Theodore Goddard - The 1990s, 2000s and The Merger

The 1990s, 2000s and The Merger

During the expansion of the practice throughout the 1990s, the firm at times experimented with international associate offices in Warsaw, Brussels and Paris amongst others. For a short time, there was also a small office run out of St. Albans.

Theodore Goddard continued to retain a strong media and entertainment law practice alongside a private client capability (including private tax work for members of The Rolling Stones, David Bowie and others, and defamation lawyers) at a time when many City law firms were divesting themselves of such business areas and concentrating on pure corporate matters. This diversity occasionally gave rise to high-profile cases involving celebrities including the firm's instruction in relation to the Hello! magazine dispute over photographs of Catherine Zeta-Jones's wedding to Michael Douglas and its appointment by Michael Jackson to advise on the controversial Living with Michael Jackson documentary.

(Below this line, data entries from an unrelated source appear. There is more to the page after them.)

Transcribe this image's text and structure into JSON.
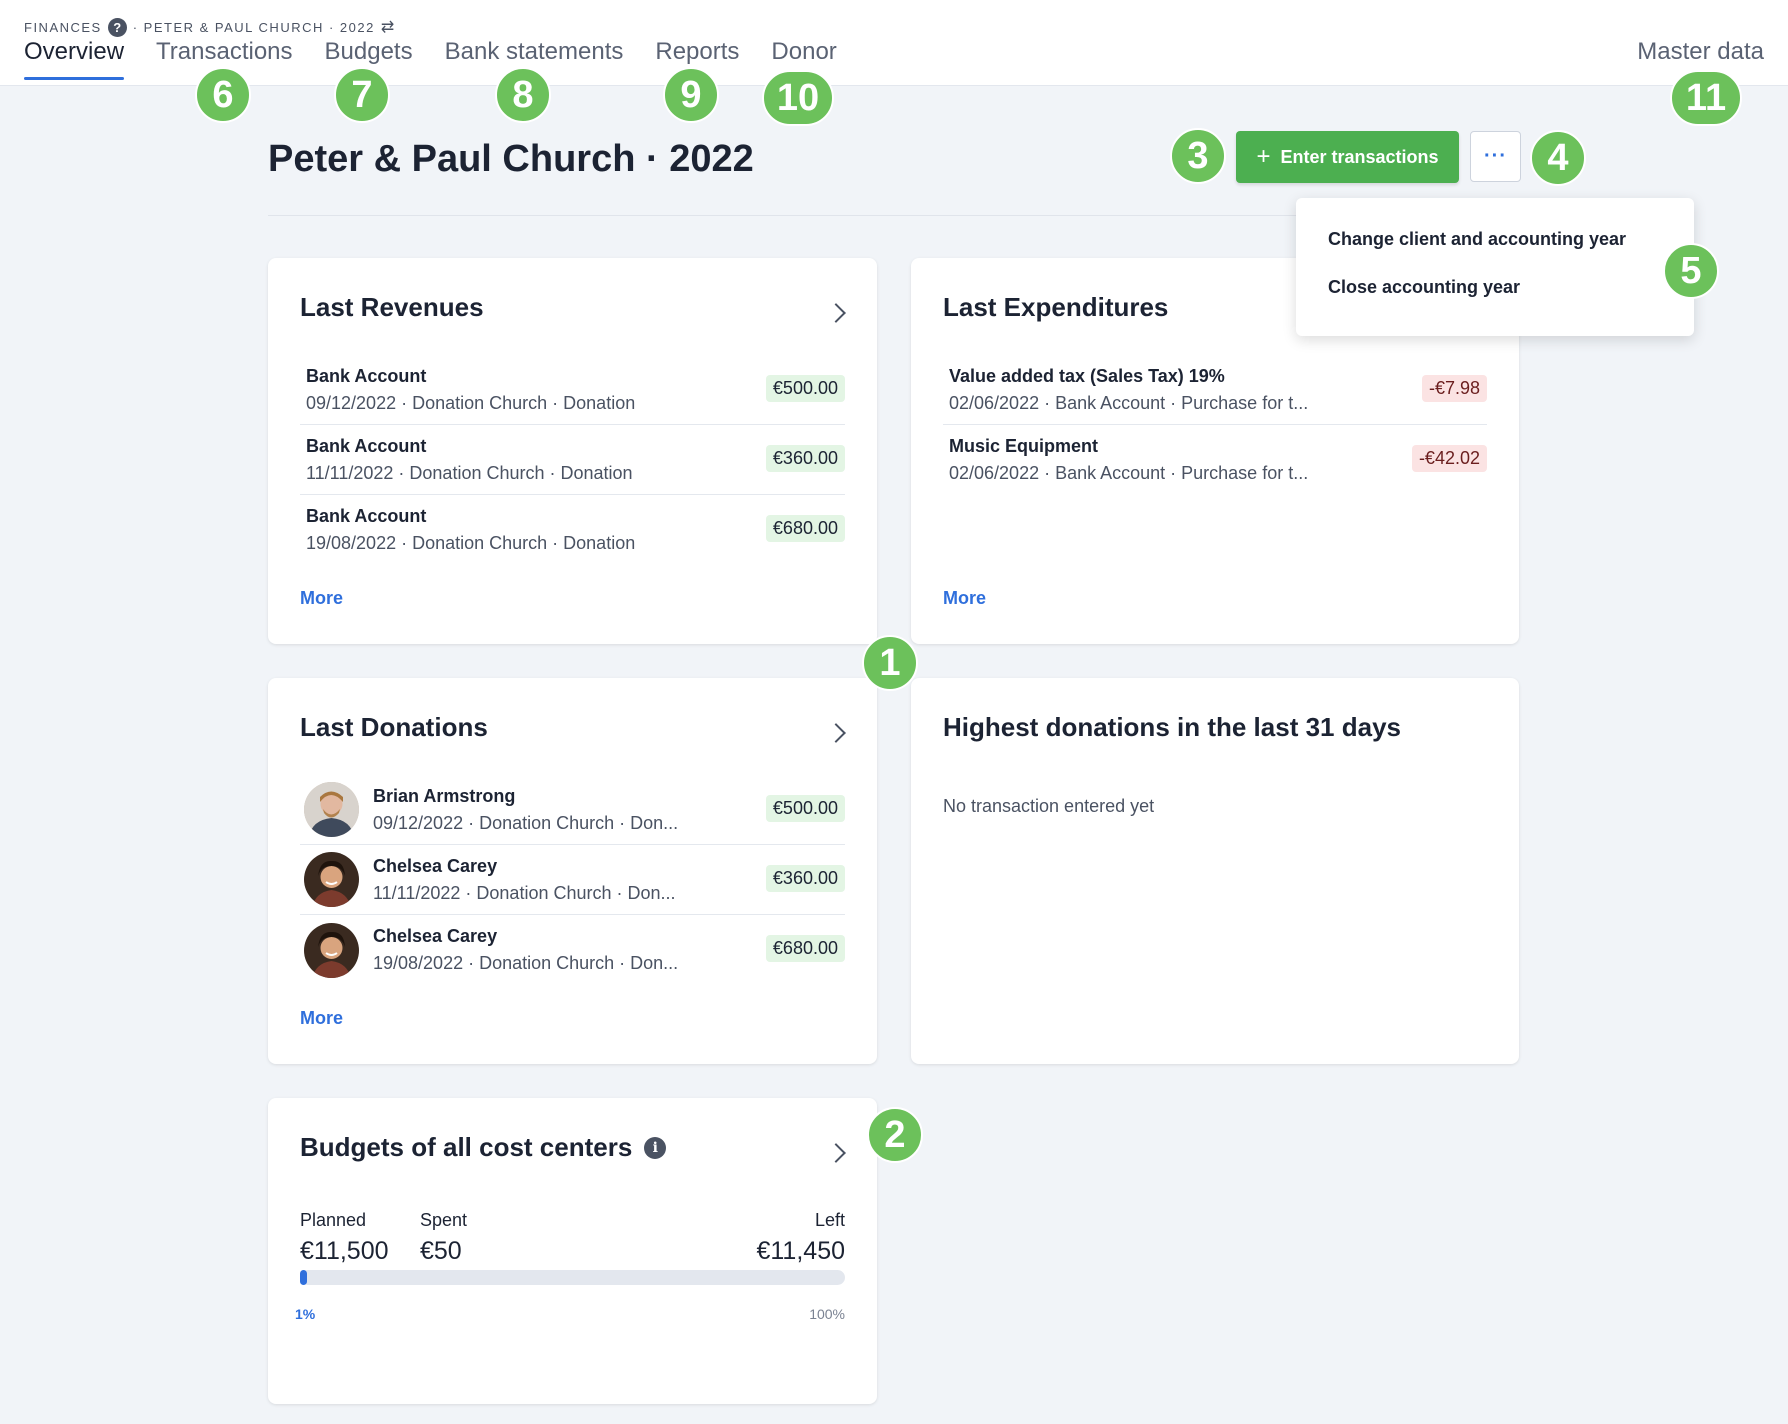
{
  "breadcrumb": {
    "section": "FINANCES",
    "help": "?",
    "client": "· PETER & PAUL CHURCH · 2022",
    "swap": "⇄"
  },
  "nav": {
    "tabs": [
      "Overview",
      "Transactions",
      "Budgets",
      "Bank statements",
      "Reports",
      "Donor"
    ],
    "right": "Master data"
  },
  "header": {
    "title": "Peter & Paul Church · 2022",
    "primary_button": "Enter transactions",
    "plus": "+",
    "more_button": "···"
  },
  "dropdown": {
    "items": [
      "Change client and accounting year",
      "Close accounting year"
    ]
  },
  "revenues": {
    "title": "Last Revenues",
    "rows": [
      {
        "title": "Bank Account",
        "sub": "09/12/2022 · Donation Church · Donation",
        "amount": "€500.00"
      },
      {
        "title": "Bank Account",
        "sub": "11/11/2022 · Donation Church · Donation",
        "amount": "€360.00"
      },
      {
        "title": "Bank Account",
        "sub": "19/08/2022 · Donation Church · Donation",
        "amount": "€680.00"
      }
    ],
    "more": "More"
  },
  "expenditures": {
    "title": "Last Expenditures",
    "rows": [
      {
        "title": "Value added tax (Sales Tax) 19%",
        "sub": "02/06/2022 · Bank Account · Purchase for t...",
        "amount": "-€7.98"
      },
      {
        "title": "Music Equipment",
        "sub": "02/06/2022 · Bank Account · Purchase for t...",
        "amount": "-€42.02"
      }
    ],
    "more": "More"
  },
  "donations": {
    "title": "Last Donations",
    "rows": [
      {
        "title": "Brian Armstrong",
        "sub": "09/12/2022 · Donation Church · Don...",
        "amount": "€500.00"
      },
      {
        "title": "Chelsea Carey",
        "sub": "11/11/2022 · Donation Church · Don...",
        "amount": "€360.00"
      },
      {
        "title": "Chelsea Carey",
        "sub": "19/08/2022 · Donation Church · Don...",
        "amount": "€680.00"
      }
    ],
    "more": "More"
  },
  "highest": {
    "title": "Highest donations in the last 31 days",
    "empty": "No transaction entered yet"
  },
  "budgets": {
    "title": "Budgets of all cost centers",
    "info": "i",
    "planned_label": "Planned",
    "planned_value": "€11,500",
    "spent_label": "Spent",
    "spent_value": "€50",
    "left_label": "Left",
    "left_value": "€11,450",
    "progress_fraction": 0.01,
    "progress_left": "1%",
    "progress_right": "100%"
  },
  "markers": [
    "1",
    "2",
    "3",
    "4",
    "5",
    "6",
    "7",
    "8",
    "9",
    "10",
    "11"
  ],
  "colors": {
    "accent": "#2f6fdc",
    "primary_button": "#4caf50",
    "marker": "#6cc15b",
    "positive_bg": "#e3f5e4",
    "negative_bg": "#fbe3e3"
  }
}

Toward the end of the 1990s and the early part of the 21st century, the firm was linked to a succession of potential merger targets including a rejected offer from Eversheds in 1993 and a proposed tri-partite amalgamation in 1998 with Richards Butler and Denton Hall. However, following a third failed merger attempt in 2001, this time with Salans Hertzfeld & Heilbronn, the firm's credibility as a viable partnership was beginning to be called into question in both the legal press and the wider profession.

Consequently, in early 2003 following an approach by North of England firm Addleshaw Booth & Co, the fourth proposed merger was approved with very little resistance from the partnership. Five years on, the merger was described as "the most successful law firm merger since 2000". As of 2010 the merged firm of Addleshaw Goddard continued to operate out of offices in Leeds, Manchester and London.